Experienced teachers approach earthquakes by balancing concrete models with data-driven inquiry. Start with tactile models to anchor abstract concepts, then transition to real datasets so students confront misconceptions directly. Avoid spending too much time on prediction myths; instead, emphasize preparedness and evidence. Research shows that students grasp logarithmic scales better when they compare magnitudes side-by-side rather than memorizing definitions.

By the end of the activities, students will explain how plate tectonics generates earthquakes, compare seismic wave types, distinguish magnitude from intensity, and use triangulation to locate epicenters. Clear evidence will appear in their models, data tables, and reasoned claims during discussions.


Watch Out for These Misconceptions

  • During Fault Formation with Jelly, watch for students who believe earthquakes can happen anywhere randomly.

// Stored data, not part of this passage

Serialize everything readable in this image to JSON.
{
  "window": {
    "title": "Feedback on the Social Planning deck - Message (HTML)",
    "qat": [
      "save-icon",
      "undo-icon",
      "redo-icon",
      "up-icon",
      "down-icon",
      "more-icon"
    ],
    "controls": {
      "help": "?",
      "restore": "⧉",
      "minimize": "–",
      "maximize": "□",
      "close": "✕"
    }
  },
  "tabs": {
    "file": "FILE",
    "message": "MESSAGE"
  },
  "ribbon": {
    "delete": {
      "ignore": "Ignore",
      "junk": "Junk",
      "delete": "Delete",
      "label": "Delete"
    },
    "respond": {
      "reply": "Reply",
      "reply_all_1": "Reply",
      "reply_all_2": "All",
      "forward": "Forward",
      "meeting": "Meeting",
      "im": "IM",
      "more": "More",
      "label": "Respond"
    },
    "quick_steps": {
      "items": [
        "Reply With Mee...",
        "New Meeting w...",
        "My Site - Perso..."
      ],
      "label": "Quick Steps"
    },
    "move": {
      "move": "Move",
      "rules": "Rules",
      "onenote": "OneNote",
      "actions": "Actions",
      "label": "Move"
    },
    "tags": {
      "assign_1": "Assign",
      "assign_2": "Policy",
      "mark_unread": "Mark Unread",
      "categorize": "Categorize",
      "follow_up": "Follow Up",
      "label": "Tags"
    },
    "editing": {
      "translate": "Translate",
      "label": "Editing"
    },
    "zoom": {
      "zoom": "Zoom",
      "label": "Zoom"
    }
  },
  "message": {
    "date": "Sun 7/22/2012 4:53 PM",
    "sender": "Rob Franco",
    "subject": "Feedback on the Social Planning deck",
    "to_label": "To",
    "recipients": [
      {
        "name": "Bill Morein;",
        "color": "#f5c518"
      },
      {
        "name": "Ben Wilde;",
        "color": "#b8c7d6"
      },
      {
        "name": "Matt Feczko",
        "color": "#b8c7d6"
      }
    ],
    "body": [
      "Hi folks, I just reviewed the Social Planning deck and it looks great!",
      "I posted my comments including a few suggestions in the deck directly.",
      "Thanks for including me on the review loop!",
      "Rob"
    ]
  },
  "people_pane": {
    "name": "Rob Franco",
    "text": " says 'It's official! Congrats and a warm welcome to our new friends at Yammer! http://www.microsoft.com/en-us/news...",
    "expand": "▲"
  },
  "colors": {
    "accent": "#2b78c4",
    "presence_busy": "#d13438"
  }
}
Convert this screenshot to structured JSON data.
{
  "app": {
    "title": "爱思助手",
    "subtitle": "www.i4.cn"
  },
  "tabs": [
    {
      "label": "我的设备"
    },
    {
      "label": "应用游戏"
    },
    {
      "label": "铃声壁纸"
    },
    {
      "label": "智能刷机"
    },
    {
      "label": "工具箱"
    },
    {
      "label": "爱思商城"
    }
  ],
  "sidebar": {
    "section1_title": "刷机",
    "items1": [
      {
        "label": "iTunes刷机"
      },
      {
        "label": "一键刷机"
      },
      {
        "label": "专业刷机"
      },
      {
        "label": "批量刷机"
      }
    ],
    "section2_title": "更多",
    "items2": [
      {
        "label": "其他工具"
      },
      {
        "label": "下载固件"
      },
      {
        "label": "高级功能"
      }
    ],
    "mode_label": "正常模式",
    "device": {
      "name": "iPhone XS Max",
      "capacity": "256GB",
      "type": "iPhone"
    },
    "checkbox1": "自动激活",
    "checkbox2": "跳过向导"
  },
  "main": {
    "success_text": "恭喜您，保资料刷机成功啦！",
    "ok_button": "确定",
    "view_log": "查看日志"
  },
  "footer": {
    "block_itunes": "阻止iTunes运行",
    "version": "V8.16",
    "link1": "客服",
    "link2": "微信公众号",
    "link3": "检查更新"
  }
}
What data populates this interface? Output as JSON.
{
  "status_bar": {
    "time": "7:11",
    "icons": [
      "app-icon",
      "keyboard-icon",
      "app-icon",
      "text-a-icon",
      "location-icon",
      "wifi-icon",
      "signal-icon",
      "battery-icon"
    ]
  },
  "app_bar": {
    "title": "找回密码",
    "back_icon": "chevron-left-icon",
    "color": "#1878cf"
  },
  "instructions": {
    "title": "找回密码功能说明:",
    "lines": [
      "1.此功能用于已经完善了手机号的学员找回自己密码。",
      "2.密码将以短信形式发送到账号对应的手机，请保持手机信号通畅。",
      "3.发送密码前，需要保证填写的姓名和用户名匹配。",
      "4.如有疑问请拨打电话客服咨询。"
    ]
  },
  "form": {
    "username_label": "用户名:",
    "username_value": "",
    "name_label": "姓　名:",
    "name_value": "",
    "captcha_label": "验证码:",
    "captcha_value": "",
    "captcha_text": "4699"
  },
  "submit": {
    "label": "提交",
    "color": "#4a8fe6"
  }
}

    Have groups plot their jelly-fault quakes on a world map and notice the clustering near plate edges. Ask each group to present one pattern they see, guiding them to conclude that stress builds only where plates interact.

  • During Stations: Magnitude vs Intensity, watch for students who think Richter scale measures shaking damage.

    Ask students to match magnitude values to photos of damage and intensity descriptions to numbers, then hold a gallery walk where they explain why a magnitude 7 in a city causes more damage than the same quake in a desert.

  • During Jigsaw: Types of Seismic Waves, watch for students who accept animal predictions as reliable.

    Provide a case study table with animal behavior claims versus recorded foreshocks and seismometer data. Ask pairs to fill a T-chart with evidence for and against prediction, then lead a class vote on whether evidence supports animals over machines.